There are certain assumptions central to viewing labor as a commodity. Incidentally labor here refers to managerial and non-managerial work. Some of these assumptions are:
- Labor will behave like other commodities.
- The type of work does not matter.
Lets examine the first of these assumptions. A crucial underlying premise underlying the idea that labor is a commodity is that it will behave like other commodities. Generally speaking, the price and availability of commodities depends on the interaction of demand and supply leavened by the availability of substitutes which in turn are influenced by the same interaction of demand and supply. If the price of a commodity goes up, then its supply can be ramped up relatively quickly. Similarly if the price goes down, then its supply can be decreased relatively quickly. The same argument holds true on the demand side.
This is the case for all commodities except labor. In the short term, the supply of labor is essentially fixed. No matter how high the price may go, the demand for labor will increase only gradually and over a long horizon. This is specially true of technical and professional work. It takes time, effort and money to train a professional.

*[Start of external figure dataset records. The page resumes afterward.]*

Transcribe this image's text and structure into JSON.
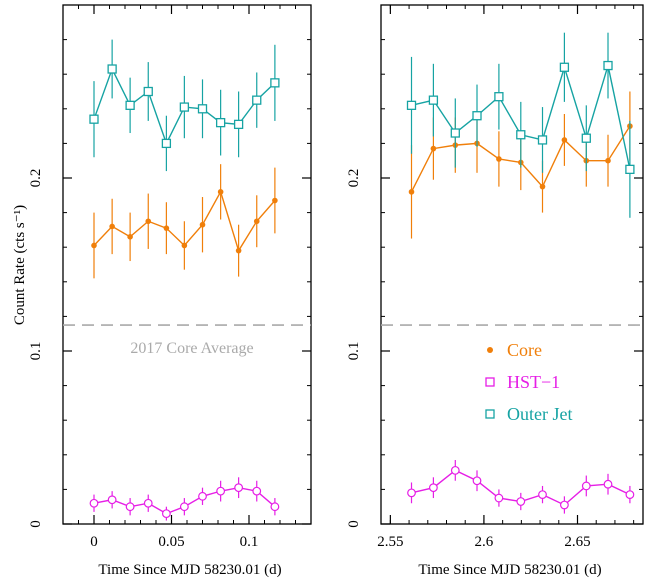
{
  "chart_data": [
    {
      "type": "line",
      "panel": "left",
      "xlabel": "Time Since MJD 58230.01 (d)",
      "ylabel": "Count Rate (cts s⁻¹)",
      "xlim": [
        -0.02,
        0.14
      ],
      "ylim": [
        0,
        0.3
      ],
      "xticks": [
        0,
        0.05,
        0.1
      ],
      "xtick_labels": [
        "0",
        "0.05",
        "0.1"
      ],
      "yticks": [
        0,
        0.1,
        0.2
      ],
      "ytick_labels": [
        "0",
        "0.1",
        "0.2"
      ],
      "reference_line": {
        "y": 0.115,
        "label": "2017 Core Average"
      },
      "series": [
        {
          "name": "Core",
          "color": "#f07f0a",
          "marker": "dot",
          "x": [
            0,
            0.0117,
            0.0233,
            0.035,
            0.0467,
            0.0583,
            0.07,
            0.0817,
            0.0933,
            0.105,
            0.1167
          ],
          "y": [
            0.161,
            0.172,
            0.166,
            0.175,
            0.171,
            0.161,
            0.173,
            0.192,
            0.158,
            0.175,
            0.187
          ],
          "err": [
            0.019,
            0.016,
            0.014,
            0.016,
            0.015,
            0.014,
            0.016,
            0.016,
            0.015,
            0.015,
            0.019
          ]
        },
        {
          "name": "HST-1",
          "color": "#e61ee6",
          "marker": "square",
          "x": [
            0,
            0.0117,
            0.0233,
            0.035,
            0.0467,
            0.0583,
            0.07,
            0.0817,
            0.0933,
            0.105,
            0.1167
          ],
          "y": [
            0.012,
            0.014,
            0.01,
            0.012,
            0.006,
            0.01,
            0.016,
            0.019,
            0.021,
            0.019,
            0.01
          ],
          "err": [
            0.005,
            0.005,
            0.005,
            0.005,
            0.004,
            0.005,
            0.005,
            0.006,
            0.006,
            0.006,
            0.005
          ]
        },
        {
          "name": "Outer Jet",
          "color": "#16a3a3",
          "marker": "square",
          "x": [
            0,
            0.0117,
            0.0233,
            0.035,
            0.0467,
            0.0583,
            0.07,
            0.0817,
            0.0933,
            0.105,
            0.1167
          ],
          "y": [
            0.234,
            0.263,
            0.242,
            0.25,
            0.22,
            0.241,
            0.24,
            0.232,
            0.231,
            0.245,
            0.255
          ],
          "err": [
            0.022,
            0.017,
            0.016,
            0.017,
            0.016,
            0.018,
            0.017,
            0.019,
            0.019,
            0.016,
            0.022
          ]
        }
      ]
    },
    {
      "type": "line",
      "panel": "right",
      "xlabel": "Time Since MJD 58230.01 (d)",
      "xlim": [
        2.545,
        2.685
      ],
      "ylim": [
        0,
        0.3
      ],
      "xticks": [
        2.55,
        2.6,
        2.65
      ],
      "xtick_labels": [
        "2.55",
        "2.6",
        "2.65"
      ],
      "yticks": [
        0,
        0.1,
        0.2
      ],
      "ytick_labels": [
        "0",
        "0.1",
        "0.2"
      ],
      "reference_line": {
        "y": 0.115
      },
      "legend": {
        "position": "center-right",
        "entries": [
          "Core",
          "HST−1",
          "Outer Jet"
        ]
      },
      "series": [
        {
          "name": "Core",
          "color": "#f07f0a",
          "marker": "dot",
          "x": [
            2.5613,
            2.573,
            2.5847,
            2.5963,
            2.608,
            2.6197,
            2.6313,
            2.643,
            2.6547,
            2.6663,
            2.678
          ],
          "y": [
            0.192,
            0.217,
            0.219,
            0.22,
            0.211,
            0.209,
            0.195,
            0.222,
            0.21,
            0.21,
            0.23
          ],
          "err": [
            0.027,
            0.018,
            0.016,
            0.017,
            0.016,
            0.016,
            0.015,
            0.015,
            0.015,
            0.015,
            0.02
          ]
        },
        {
          "name": "HST-1",
          "color": "#e61ee6",
          "marker": "square",
          "x": [
            2.5613,
            2.573,
            2.5847,
            2.5963,
            2.608,
            2.6197,
            2.6313,
            2.643,
            2.6547,
            2.6663,
            2.678
          ],
          "y": [
            0.018,
            0.021,
            0.031,
            0.025,
            0.015,
            0.013,
            0.017,
            0.011,
            0.022,
            0.023,
            0.017
          ],
          "err": [
            0.006,
            0.006,
            0.006,
            0.006,
            0.005,
            0.005,
            0.005,
            0.005,
            0.006,
            0.006,
            0.005
          ]
        },
        {
          "name": "Outer Jet",
          "color": "#16a3a3",
          "marker": "square",
          "x": [
            2.5613,
            2.573,
            2.5847,
            2.5963,
            2.608,
            2.6197,
            2.6313,
            2.643,
            2.6547,
            2.6663,
            2.678
          ],
          "y": [
            0.242,
            0.245,
            0.226,
            0.236,
            0.247,
            0.225,
            0.222,
            0.264,
            0.223,
            0.265,
            0.205
          ],
          "err": [
            0.028,
            0.021,
            0.02,
            0.018,
            0.019,
            0.019,
            0.019,
            0.02,
            0.019,
            0.019,
            0.028
          ]
        }
      ]
    }
  ]
}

Furthermore, in order to maintain a level of knowledge of a certain profession in a society, a sufficient number of people have to undergo training in that profession. Otherwise the requisite skills will be lost at a societal level as older members of the profession retire and are not replaced. It is certainly not the case that a society can ignore a profession and not train people in it and then quickly ramp up production as demand increases. Once the older members retire or die, there will be an increasing shortage of the required skills which will not be easily replaced.

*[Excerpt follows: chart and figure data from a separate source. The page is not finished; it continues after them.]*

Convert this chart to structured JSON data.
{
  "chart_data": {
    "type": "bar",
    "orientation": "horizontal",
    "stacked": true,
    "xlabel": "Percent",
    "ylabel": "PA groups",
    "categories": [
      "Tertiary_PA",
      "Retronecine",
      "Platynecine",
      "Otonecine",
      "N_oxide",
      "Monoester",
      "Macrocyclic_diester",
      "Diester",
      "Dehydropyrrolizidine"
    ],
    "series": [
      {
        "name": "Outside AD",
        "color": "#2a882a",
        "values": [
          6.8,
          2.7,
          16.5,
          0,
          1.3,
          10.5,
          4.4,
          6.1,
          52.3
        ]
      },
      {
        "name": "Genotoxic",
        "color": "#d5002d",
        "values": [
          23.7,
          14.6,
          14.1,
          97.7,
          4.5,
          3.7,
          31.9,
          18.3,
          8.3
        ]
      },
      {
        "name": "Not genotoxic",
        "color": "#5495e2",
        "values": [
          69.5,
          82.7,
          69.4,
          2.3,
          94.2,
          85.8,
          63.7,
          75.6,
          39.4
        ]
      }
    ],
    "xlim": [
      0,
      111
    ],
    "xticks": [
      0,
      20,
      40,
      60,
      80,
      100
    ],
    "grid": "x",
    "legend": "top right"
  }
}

There is another problem that occurs if labor is treated as a commodity. This is a serious problem that has largely been ignored. Advanced economies require steady input of people into professional services. Research and development are essential for the long term growth of economies. Research is never done in isolation. It builds up on previous work and is increasingly collaborative. However, collaboration requires a critical mass of people knowledgeable in a particular area. Without this critical mass, research is severely hampered. One of the reasons why developing countries lag so seriously with respect to developed countries in research is that the former do not have this critical mass of professionals. However people will only enter a profession if they see future prospects in it. but of they don't enter, then the profession is more likely to be shifted to areas where there is this critical mass mentioned above. Thus a vicious cycle sets in through which an economy can lose needed skills in a very short time - generally speaking no longer than a couple of generations.
So labor does not behave like other commodities. Treating it as if it does has serious repercussions to an economy. These are repercussions that affect the long term growth rate. It should be noted that doing this often increases profitability in the short term, sometimes dramatically so. But this growth comes at a serious long term cost.